The Journal called CEO Mehran Assadi for a conversation about his own leadership style and the culture he has built at National Life.

The Journal’s story painted a mixed portrait of how well corporate America is doing to ensure that women are as well represented in leadership roles as they should be.

But National Life and Mehran both got a positive shout-out. Check out the story here. National Life isn’t mentioned until about halfway through, but here’s what the Journal had to say:

More promising is tapping them to act as sponsors for women or to take part in groups charged with finding solutions, he says.

National Life Group, a Montpelier, Vt.-based financial-services company with 1,100 employees, evaluates its 200 managers each year on how they meet broad principles—such as “value an inclusive, diverse culture” and “encourage others to speak their minds”—aimed partly at bolstering women.

Both peers and direct reports evaluate those managers, who afterward meet with their teams to discuss what they do well and where there is room for improvement. Those assessments, Chief Executive Mehran Assadi says, are conducted separately from the annual bonus cycle so that the managers don’t view them as punitive.

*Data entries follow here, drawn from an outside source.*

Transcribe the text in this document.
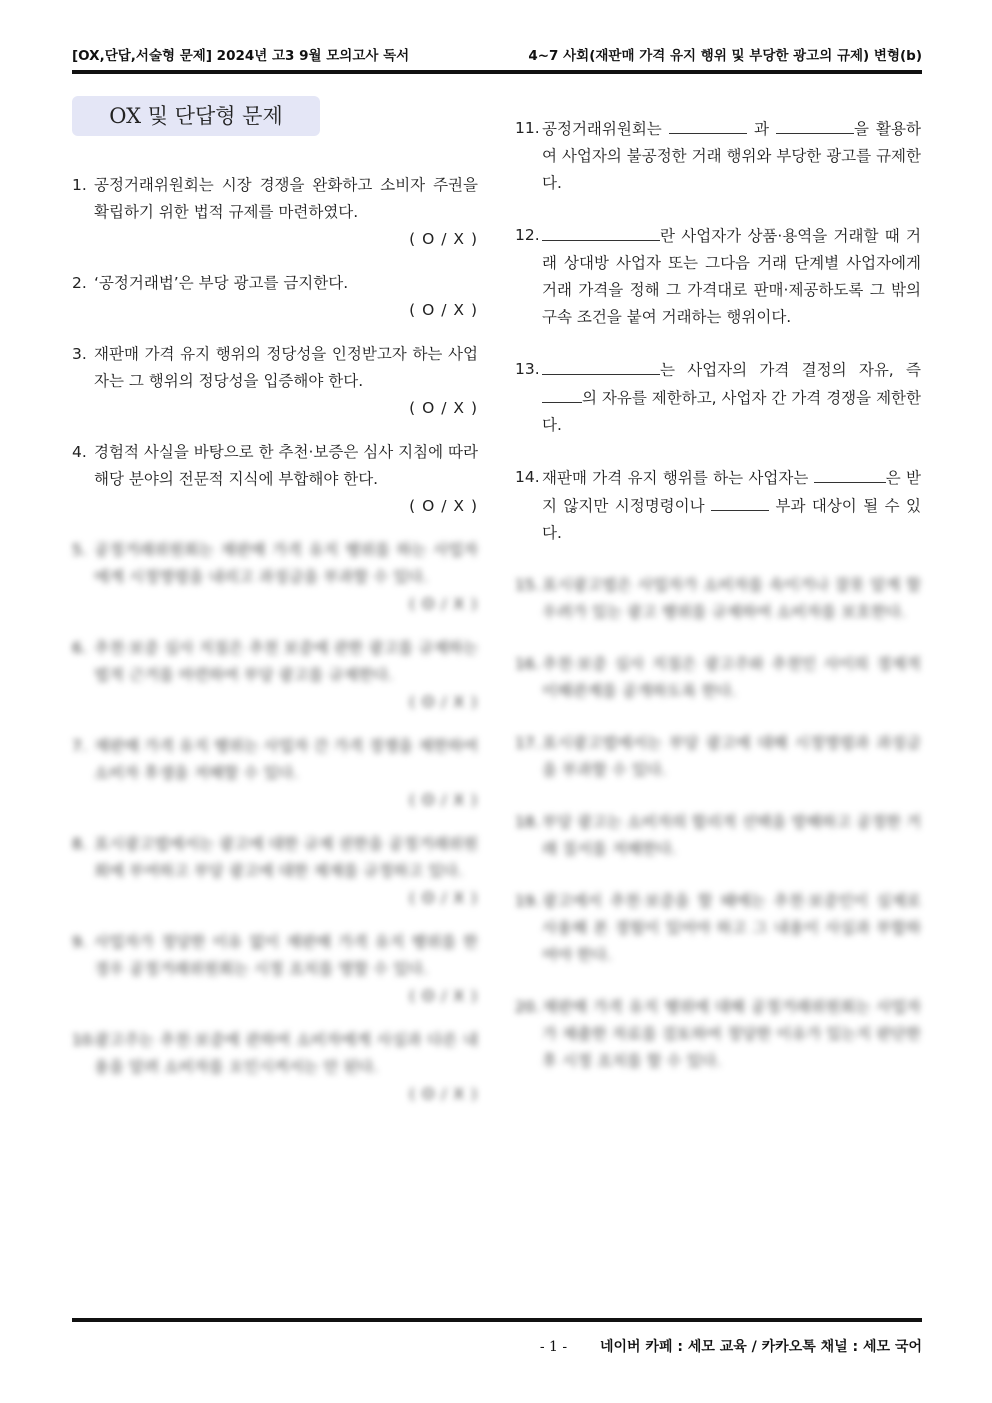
[OX,단답,서술형 문제] 2024년 고3 9월 모의고사 독서	4~7 사회(재판매 가격 유지 행위 및 부당한 광고의 규제) 변형(b)
OX 및 단답형 문제
1. 공정거래위원회는 시장 경쟁을 완화하고 소비자 주권을 확립하기 위한 법적 규제를 마련하였다.
( O / X )
2. ‘공정거래법’은 부당 광고를 금지한다.
( O / X )
3. 재판매 가격 유지 행위의 정당성을 인정받고자 하는 사업자는 그 행위의 정당성을 입증해야 한다.
( O / X )
4. 경험적 사실을 바탕으로 한 추천·보증은 심사 지침에 따라 해당 분야의 전문적 지식에 부합해야 한다.
( O / X )
5. 공정거래위원회는 재판매 가격 유지 행위를 하는 사업자에게 시정명령을 내리고 과징금을 부과할 수 있다.
( O / X )
6. 추천·보증 심사 지침은 추천 보증에 관한 광고를 규제하는 법적 근거를 마련하여 부당 광고를 규제한다.
( O / X )
7. 재판매 가격 유지 행위는 사업자 간 가격 경쟁을 제한하여 소비자 후생을 저해할 수 있다.
( O / X )
8. 표시광고법에서는 광고에 대한 규제 권한을 공정거래위원회에 부여하고 부당 광고에 대한 제재를 규정하고 있다.
( O / X )
9. 사업자가 정당한 이유 없이 재판매 가격 유지 행위를 한 경우 공정거래위원회는 시정 조치를 명할 수 있다.
( O / X )
10.
광고주는 추천·보증에 관하여 소비자에게 사실과 다른 내용을 알려 소비자를 오인시켜서는 안 된다.
( O / X )
11. 공정거래위원회는	과	을 활용하여 사업자의 불공정한 거래 행위와 부당한 광고를 규제한다.
12.	란 사업자가 상품·용역을 거래할 때 거래 상대방 사업자 또는 그다음 거래 단계별 사업자에게 거래 가격을 정해 그 가격대로 판매·제공하도록 그 밖의 구속 조건을 붙여 거래하는 행위이다.
13.	는 사업자의 가격 결정의 자유, 즉 의 자유를 제한하고, 사업자 간 가격 경쟁을 제한한다.
14. 재판매 가격 유지 행위를 하는 사업자는	은 받지 않지만 시정명령이나	부과 대상이 될 수 있다.
15. 표시광고법은 사업자가 소비자를 속이거나 잘못 알게 할 우려가 있는 광고 행위를 규제하여 소비자를 보호한다.
16. 추천·보증 심사 지침은 광고주와 추천인 사이의 경제적 이해관계를 공개하도록 한다.
17. 표시광고법에서는 부당 광고에 대해 시정명령과 과징금을 부과할 수 있다.
18. 부당 광고는 소비자의 합리적 선택을 방해하고 공정한 거래 질서를 저해한다.
19. 광고에서 추천·보증을 할 때에는 추천·보증인이 실제로 사용해 본 경험이 있어야 하고 그 내용이 사실과 부합하여야 한다.
20. 재판매 가격 유지 행위에 대해 공정거래위원회는 사업자가 제출한 자료를 검토하여 정당한 이유가 있는지 판단한 후 시정 조치를 할 수 있다.
- 1 - 네이버 카페 : 세모 교육 / 카카오톡 채널 : 세모 국어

In the same vein, Mr. Assadi says he doesn’t push diversity quotas. “I never want a situation where someone says, ‘The CEO wants a woman in this role,’ ” he says. Instead, he says, he will often weigh in on hiring or promotion conversations by asking, “Are we getting enough diversity of thinking here?”

These combined efforts have helped boost the number of women in senior roles at National Life Group by nearly a third over the past five years, with women now representing 39% of senior leaders, the company says.